SLAB ROLLBACK INDUCED THE COLLISION OF AN INTRA-OCEANIC ISLAND ARC WITH THE PALEOZOIC PASSIVE MARGIN OF WESTERN LAURENTIA, LEADING TO THE ANTLER EVENT AND EMPLACEMENT OF THE ROBERTS MOUNTAINS ALLOCHTHON

Western Laurentia existed as a passive margin through to the Late Devonian. At the present-day Roberts Mountains of central Nevada, shallow water predominately carbonate sediments of Cambrian through Devonian age accumulated on the Laurentian continental shelf. This passive margin phase ended with the emplacement of imbricately thrust deepwater sediments atop continental-shelf carbonates. This talk aims to illustrate how slab rollback could explain this event. Gravity is the force that powers slab-rollback, by which intra-oceanic island arcs can migrate for thousands of kilometers across plates of ocean crust and ultimately collide with passive continental margins. I show seismic examples from Western Australia and Eastern Indonesia, where subduction trenches consumed continental shelves. The continental margin progressively travels down a ramp into the trench, where it slips beneath an accretionary prism of imbricately thrusted deepwater sediment scraped from the slope of the former passive margin.
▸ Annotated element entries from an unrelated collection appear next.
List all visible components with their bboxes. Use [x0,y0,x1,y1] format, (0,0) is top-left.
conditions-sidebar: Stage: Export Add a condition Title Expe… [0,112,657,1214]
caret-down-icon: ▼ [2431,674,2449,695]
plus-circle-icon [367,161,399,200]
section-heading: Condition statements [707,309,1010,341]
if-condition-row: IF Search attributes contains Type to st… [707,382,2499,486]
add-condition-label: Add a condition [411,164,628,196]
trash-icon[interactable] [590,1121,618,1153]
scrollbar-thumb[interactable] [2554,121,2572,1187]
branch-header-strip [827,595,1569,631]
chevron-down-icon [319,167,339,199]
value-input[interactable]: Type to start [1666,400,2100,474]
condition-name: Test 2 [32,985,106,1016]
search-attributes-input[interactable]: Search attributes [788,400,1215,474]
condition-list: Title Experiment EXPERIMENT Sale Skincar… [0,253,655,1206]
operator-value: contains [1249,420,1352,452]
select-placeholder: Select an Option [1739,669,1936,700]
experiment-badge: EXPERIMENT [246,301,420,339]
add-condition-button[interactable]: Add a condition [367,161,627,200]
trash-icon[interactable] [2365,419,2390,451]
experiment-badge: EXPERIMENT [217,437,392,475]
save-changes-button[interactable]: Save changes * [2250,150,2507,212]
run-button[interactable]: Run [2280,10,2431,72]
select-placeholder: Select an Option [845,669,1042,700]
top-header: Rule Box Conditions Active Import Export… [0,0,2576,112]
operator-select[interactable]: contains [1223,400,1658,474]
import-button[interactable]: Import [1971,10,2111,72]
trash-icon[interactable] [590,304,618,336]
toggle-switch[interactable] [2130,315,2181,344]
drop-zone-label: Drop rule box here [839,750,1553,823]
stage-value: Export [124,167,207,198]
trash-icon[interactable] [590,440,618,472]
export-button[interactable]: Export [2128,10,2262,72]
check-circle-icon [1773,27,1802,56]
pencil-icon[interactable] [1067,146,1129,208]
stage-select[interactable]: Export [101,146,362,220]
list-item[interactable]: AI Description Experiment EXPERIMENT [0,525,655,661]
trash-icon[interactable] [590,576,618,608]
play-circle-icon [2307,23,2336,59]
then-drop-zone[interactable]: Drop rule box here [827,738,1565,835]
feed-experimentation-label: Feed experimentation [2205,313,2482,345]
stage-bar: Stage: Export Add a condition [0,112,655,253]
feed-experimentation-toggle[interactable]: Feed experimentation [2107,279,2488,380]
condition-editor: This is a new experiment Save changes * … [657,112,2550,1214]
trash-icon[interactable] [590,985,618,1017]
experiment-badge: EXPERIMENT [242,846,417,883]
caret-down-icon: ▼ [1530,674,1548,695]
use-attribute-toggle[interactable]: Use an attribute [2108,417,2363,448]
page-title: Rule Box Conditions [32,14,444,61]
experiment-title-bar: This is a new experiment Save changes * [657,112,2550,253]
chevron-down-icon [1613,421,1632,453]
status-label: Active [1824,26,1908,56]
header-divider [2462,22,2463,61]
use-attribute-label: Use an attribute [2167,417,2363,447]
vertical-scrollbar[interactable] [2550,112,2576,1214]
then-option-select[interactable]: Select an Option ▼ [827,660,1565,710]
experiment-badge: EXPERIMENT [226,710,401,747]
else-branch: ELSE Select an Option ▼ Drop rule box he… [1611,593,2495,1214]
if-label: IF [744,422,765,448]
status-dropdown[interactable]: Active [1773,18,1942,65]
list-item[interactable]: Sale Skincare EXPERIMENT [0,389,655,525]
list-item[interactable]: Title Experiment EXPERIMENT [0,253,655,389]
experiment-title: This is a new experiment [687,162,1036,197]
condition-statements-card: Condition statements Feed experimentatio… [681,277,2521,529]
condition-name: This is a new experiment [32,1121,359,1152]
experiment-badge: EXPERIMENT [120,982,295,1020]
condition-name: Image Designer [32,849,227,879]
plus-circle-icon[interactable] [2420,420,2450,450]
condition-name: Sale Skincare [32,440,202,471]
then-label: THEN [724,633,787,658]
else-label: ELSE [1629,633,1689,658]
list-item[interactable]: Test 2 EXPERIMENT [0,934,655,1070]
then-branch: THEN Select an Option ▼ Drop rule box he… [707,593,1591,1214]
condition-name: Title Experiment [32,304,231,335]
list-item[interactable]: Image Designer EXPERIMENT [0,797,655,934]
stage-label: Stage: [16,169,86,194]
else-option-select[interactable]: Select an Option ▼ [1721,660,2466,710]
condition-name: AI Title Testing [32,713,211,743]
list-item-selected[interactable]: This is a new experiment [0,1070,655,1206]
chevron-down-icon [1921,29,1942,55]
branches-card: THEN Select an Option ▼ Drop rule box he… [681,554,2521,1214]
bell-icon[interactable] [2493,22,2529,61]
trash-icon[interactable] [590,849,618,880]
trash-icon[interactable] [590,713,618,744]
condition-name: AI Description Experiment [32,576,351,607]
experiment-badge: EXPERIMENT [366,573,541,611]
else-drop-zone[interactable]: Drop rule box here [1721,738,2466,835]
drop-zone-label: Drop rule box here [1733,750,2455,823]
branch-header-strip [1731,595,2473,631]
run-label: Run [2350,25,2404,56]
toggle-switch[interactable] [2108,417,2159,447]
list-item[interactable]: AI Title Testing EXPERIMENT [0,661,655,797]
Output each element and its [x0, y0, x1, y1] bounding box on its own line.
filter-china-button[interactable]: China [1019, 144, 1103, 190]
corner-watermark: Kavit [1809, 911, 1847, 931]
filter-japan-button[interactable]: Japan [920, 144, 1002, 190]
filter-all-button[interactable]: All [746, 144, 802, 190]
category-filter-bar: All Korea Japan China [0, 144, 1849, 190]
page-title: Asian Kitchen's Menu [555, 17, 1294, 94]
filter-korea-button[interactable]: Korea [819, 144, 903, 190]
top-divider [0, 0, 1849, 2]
Slab rollback is real; recent GPS measurements prove that it proceeds at plate-tectonic rates of centimeters per year. The hypothesis is that the Antler event may have resulted from the chance encounter of a west-dipping intra-oceanic subduction zone with the Laurentian continental shelf. Modern intra-oceanic arcs are on the order of 1000 km long. Impact timing and approach angle may vary along this trench length depending on the geography of local capes or bights along the continental margin. The result was a series of tectonic events developed over multiple time periods, seemingly from different directions, as the Laurentian continental margin gradually fell westward into the trench.